The Steerable Guide Catheter consists of a Steerable Guide Catheter (Guide) and a Dilator provided EO sterile and for single-use only. The Steerable Guide Catheter consists of a distal and proximal catheter shaft, a radiopaque tip ring, a handle with a steering knob, a hemostasis valve with a luer lock flush port, an atraumatic distal tip, and a Dilator with a single central lumen. The central lumen of the Guide allows for aspiration of air and infusion of fluids such as saline, and serves as a conduit during introduction and or exchange of the Dilator and ancillary devices (e.g. catheters) that have a maximum diameter of .204". The atraumatic distal tip of the Steerable Guide Catheter is radiopaque to allow visualization under fluoroscopy. The Dilator consists of a radiopaque shaft, an echogenic feature at the distal tip, a hemostasis valve with a flush port and an internal lumen designed to accept ancillary devices that have a maximum diameter of 0.035" (e.g. needles or guidewires). The Steerable Guide Catheter, Dilator and accessories are packaged in a tray enclosed in two sealed Tyvek pouches, and boxed in a cardboard shelf-carton.

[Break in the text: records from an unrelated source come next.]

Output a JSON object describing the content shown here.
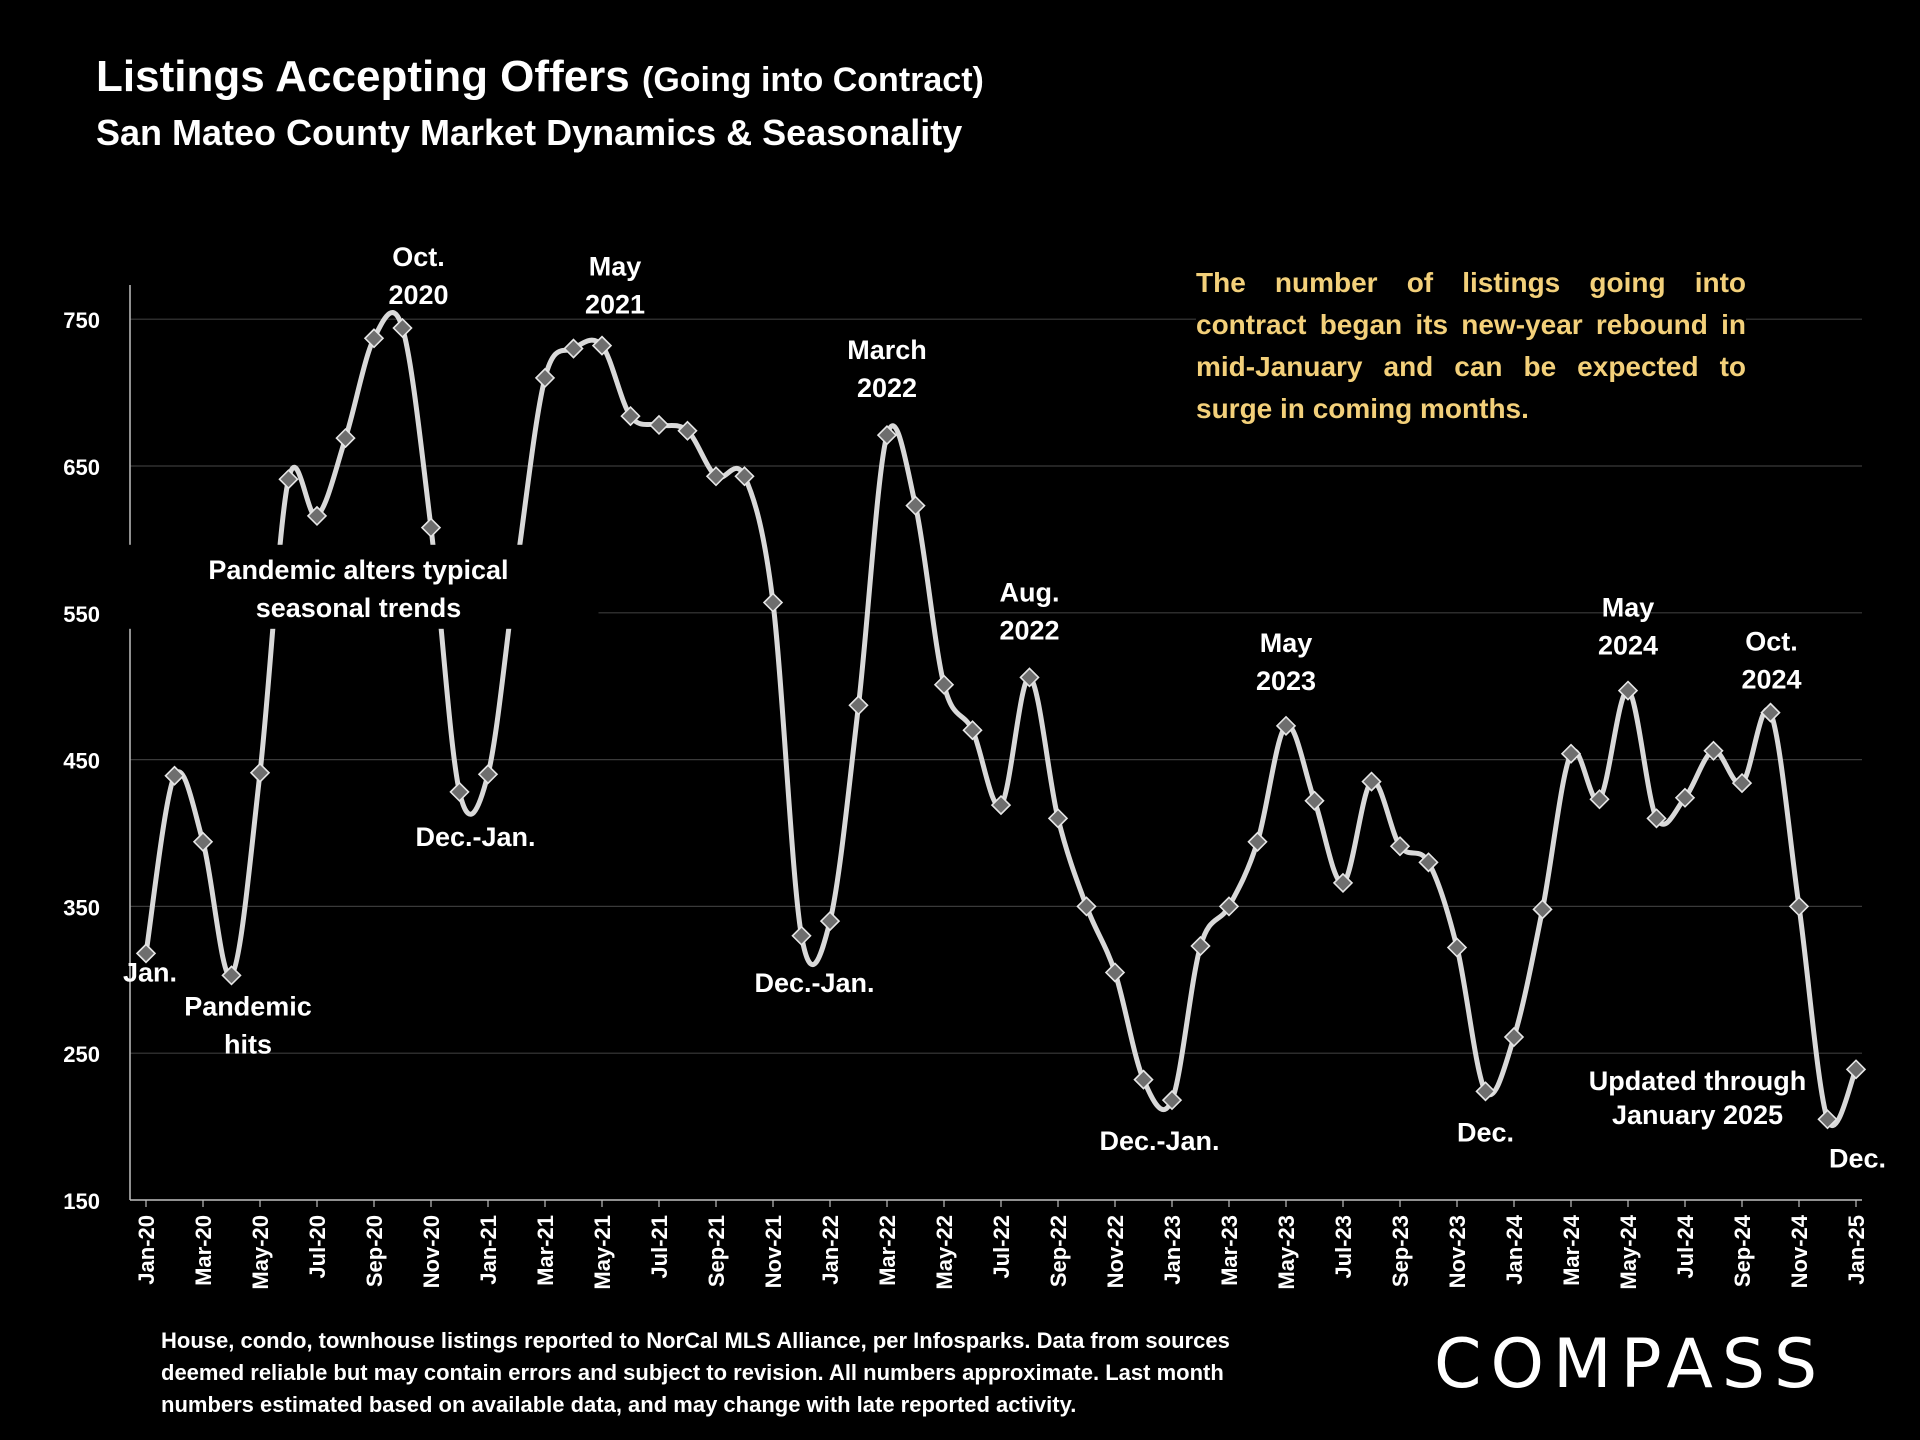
{
  "header": {
    "title": "Listings Accepting Offers",
    "title_paren": "(Going into Contract)",
    "subtitle": "San Mateo County Market Dynamics & Seasonality"
  },
  "insight": "The number of listings going into contract began its new-year rebound in mid-January and can be expected to surge in coming months.",
  "footnote": "House, condo, townhouse listings reported to NorCal MLS Alliance, per Infosparks. Data from sources deemed reliable but may contain errors and subject to revision. All numbers approximate. Last month numbers estimated based on available data, and may change with late reported activity.",
  "logo": "COMPASS",
  "colors": {
    "background": "#000000",
    "line": "#d9d9d9",
    "marker": "#6e6e6e",
    "insight_text": "#f3d07a",
    "grid": "#3a3a3a"
  },
  "chart_data": {
    "type": "line",
    "ylim": [
      150,
      770
    ],
    "yticks": [
      150,
      250,
      350,
      450,
      550,
      650,
      750
    ],
    "x_tick_labels": [
      "Jan-20",
      "Mar-20",
      "May-20",
      "Jul-20",
      "Sep-20",
      "Nov-20",
      "Jan-21",
      "Mar-21",
      "May-21",
      "Jul-21",
      "Sep-21",
      "Nov-21",
      "Jan-22",
      "Mar-22",
      "May-22",
      "Jul-22",
      "Sep-22",
      "Nov-22",
      "Jan-23",
      "Mar-23",
      "May-23",
      "Jul-23",
      "Sep-23",
      "Nov-23",
      "Jan-24",
      "Mar-24",
      "May-24",
      "Jul-24",
      "Sep-24",
      "Nov-24",
      "Jan-25"
    ],
    "grid": true,
    "series": [
      {
        "x": [
          "Jan-20",
          "Feb-20",
          "Mar-20",
          "Apr-20",
          "May-20",
          "Jun-20",
          "Jul-20",
          "Aug-20",
          "Sep-20",
          "Oct-20",
          "Nov-20",
          "Dec-20",
          "Jan-21",
          "Feb-21",
          "Mar-21",
          "Apr-21",
          "May-21",
          "Jun-21",
          "Jul-21",
          "Aug-21",
          "Sep-21",
          "Oct-21",
          "Nov-21",
          "Dec-21",
          "Jan-22",
          "Feb-22",
          "Mar-22",
          "Apr-22",
          "May-22",
          "Jun-22",
          "Jul-22",
          "Aug-22",
          "Sep-22",
          "Oct-22",
          "Nov-22",
          "Dec-22",
          "Jan-23",
          "Feb-23",
          "Mar-23",
          "Apr-23",
          "May-23",
          "Jun-23",
          "Jul-23",
          "Aug-23",
          "Sep-23",
          "Oct-23",
          "Nov-23",
          "Dec-23",
          "Jan-24",
          "Feb-24",
          "Mar-24",
          "Apr-24",
          "May-24",
          "Jun-24",
          "Jul-24",
          "Aug-24",
          "Sep-24",
          "Oct-24",
          "Nov-24",
          "Dec-24",
          "Jan-25"
        ],
        "values": [
          318,
          439,
          394,
          303,
          441,
          641,
          616,
          669,
          737,
          744,
          608,
          428,
          440,
          580,
          710,
          730,
          732,
          684,
          678,
          674,
          643,
          643,
          557,
          330,
          340,
          487,
          671,
          623,
          501,
          470,
          419,
          506,
          410,
          350,
          305,
          232,
          218,
          323,
          350,
          394,
          473,
          422,
          366,
          435,
          391,
          380,
          322,
          224,
          261,
          348,
          454,
          423,
          497,
          410,
          424,
          456,
          434,
          482,
          350,
          205,
          239
        ]
      }
    ],
    "annotations": [
      {
        "text": [
          "Jan."
        ],
        "x": "Jan-20",
        "y": 318
      },
      {
        "text": [
          "Pandemic",
          "hits"
        ],
        "x": "Mar-20",
        "y": 303
      },
      {
        "text": [
          "Oct.",
          "2020"
        ],
        "x": "Oct-20",
        "y": 744
      },
      {
        "text": [
          "Pandemic alters typical",
          "seasonal trends"
        ],
        "x": "Oct-20",
        "y": 550
      },
      {
        "text": [
          "Dec.-Jan."
        ],
        "x": "Dec-20",
        "y": 428
      },
      {
        "text": [
          "May",
          "2021"
        ],
        "x": "May-21",
        "y": 732
      },
      {
        "text": [
          "Dec.-Jan."
        ],
        "x": "Dec-21",
        "y": 330
      },
      {
        "text": [
          "March",
          "2022"
        ],
        "x": "Mar-22",
        "y": 671
      },
      {
        "text": [
          "Aug.",
          "2022"
        ],
        "x": "Aug-22",
        "y": 506
      },
      {
        "text": [
          "Dec.-Jan."
        ],
        "x": "Dec-22",
        "y": 218
      },
      {
        "text": [
          "May",
          "2023"
        ],
        "x": "May-23",
        "y": 473
      },
      {
        "text": [
          "Dec."
        ],
        "x": "Dec-23",
        "y": 224
      },
      {
        "text": [
          "May",
          "2024"
        ],
        "x": "May-24",
        "y": 497
      },
      {
        "text": [
          "Updated through",
          "January 2025"
        ],
        "x": "Aug-24",
        "y": 250
      },
      {
        "text": [
          "Oct.",
          "2024"
        ],
        "x": "Oct-24",
        "y": 482
      },
      {
        "text": [
          "Dec."
        ],
        "x": "Dec-24",
        "y": 205
      }
    ]
  }
}
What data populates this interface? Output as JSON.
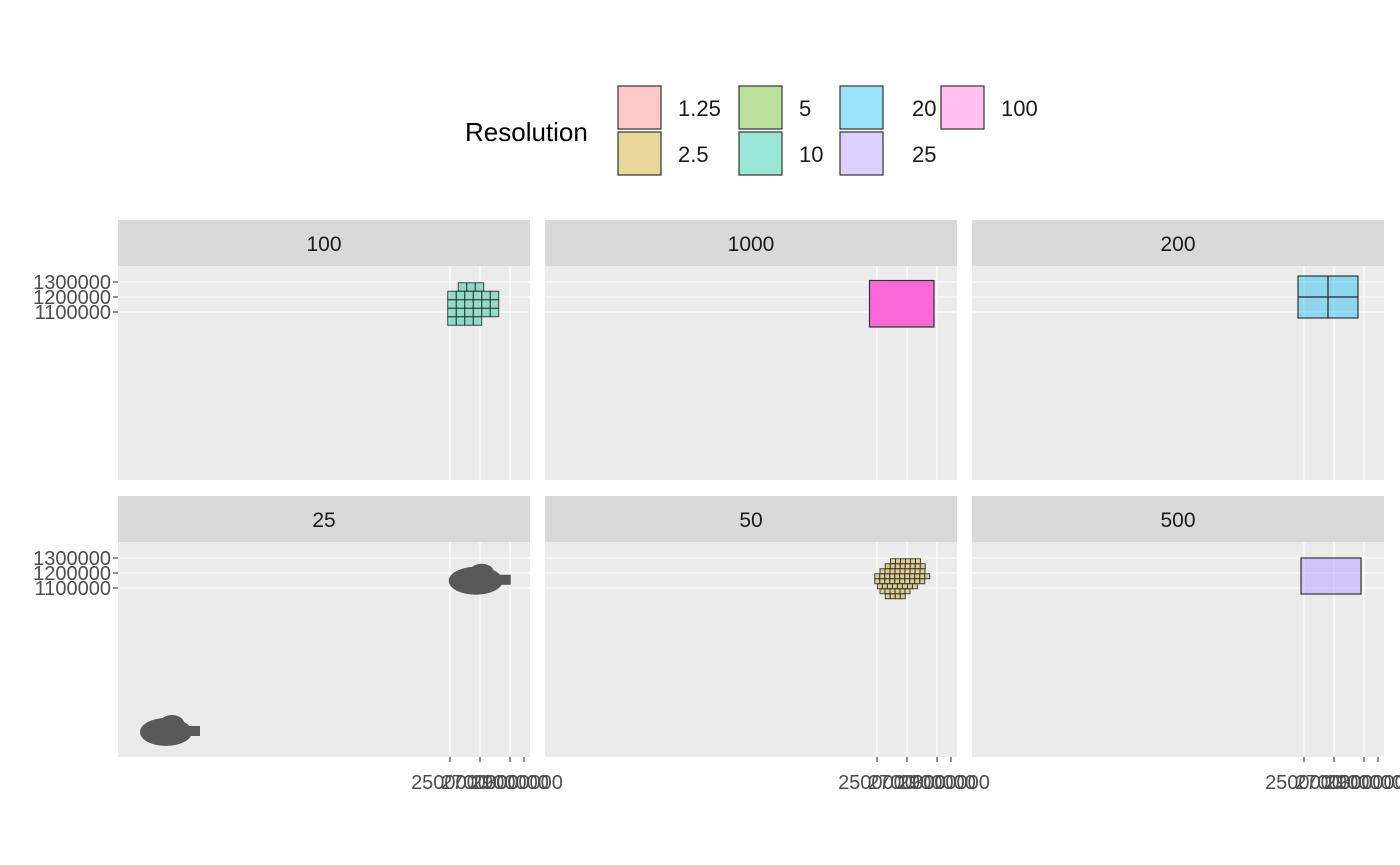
{
  "chart_data": {
    "type": "faceted-tile",
    "legend": {
      "title": "Resolution",
      "position": "top",
      "entries": [
        {
          "label": "1.25",
          "color": "#F8766D"
        },
        {
          "label": "2.5",
          "color": "#C49A00"
        },
        {
          "label": "5",
          "color": "#53B400"
        },
        {
          "label": "10",
          "color": "#00C094"
        },
        {
          "label": "20",
          "color": "#00B6EB"
        },
        {
          "label": "25",
          "color": "#A58AFF"
        },
        {
          "label": "100",
          "color": "#FB61D7"
        }
      ]
    },
    "x_axis": {
      "ticks": [
        2500000,
        2700000,
        2900000,
        3000000
      ],
      "tick_labels": [
        "2500000",
        "2700000",
        "2900000",
        "3000000"
      ]
    },
    "y_axis": {
      "ticks": [
        1100000,
        1200000,
        1300000
      ],
      "tick_labels": [
        "1100000",
        "1200000",
        "1300000"
      ]
    },
    "facets": [
      {
        "label": "100",
        "fill_resolution": "10",
        "extent": {
          "xmin": 2485000,
          "xmax": 2835000,
          "ymin": 1075000,
          "ymax": 1295000
        }
      },
      {
        "label": "1000",
        "fill_resolution": "100",
        "extent": {
          "xmin": 2450000,
          "xmax": 2880000,
          "ymin": 1000000,
          "ymax": 1310000
        }
      },
      {
        "label": "200",
        "fill_resolution": "20",
        "extent": {
          "xmin": 2460000,
          "xmax": 2860000,
          "ymin": 1060000,
          "ymax": 1340000
        }
      },
      {
        "label": "25",
        "fill_resolution": "",
        "extent": {
          "xmin": 2485000,
          "xmax": 2835000,
          "ymin": 1075000,
          "ymax": 1295000
        }
      },
      {
        "label": "50",
        "fill_resolution": "2.5",
        "extent": {
          "xmin": 2485000,
          "xmax": 2835000,
          "ymin": 1075000,
          "ymax": 1295000
        }
      },
      {
        "label": "500",
        "fill_resolution": "25",
        "extent": {
          "xmin": 2480000,
          "xmax": 2880000,
          "ymin": 1060000,
          "ymax": 1300000
        }
      }
    ]
  },
  "colors": {
    "panel_bg": "#EBEBEB",
    "strip_bg": "#D9D9D9",
    "grid": "#FFFFFF",
    "outline": "#333333",
    "blob": "#595959"
  }
}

The provided text does not contain information about acceptance criteria or a study proving that an AI-based device meets these criteria. Instead, it is a 510(k) summary for a Steerable Guide Catheter, a physical medical device, and its associated FDA clearance letter.

Therefore, I cannot extract the requested information regarding acceptance criteria, reported device performance, sample sizes, data provenance, expert qualifications, adjudication methods, MRMC studies, standalone performance, ground truth types, or training set details, as these concepts are not applicable to the clearance of this type of physical device as presented in the document.

The document discusses bench testing for the physical device to demonstrate substantial equivalence to predicate devices, focusing on various performance characteristics related to the catheter's physical integrity and function (e.g., Guide Hemostasis, Tensile test, Torque test).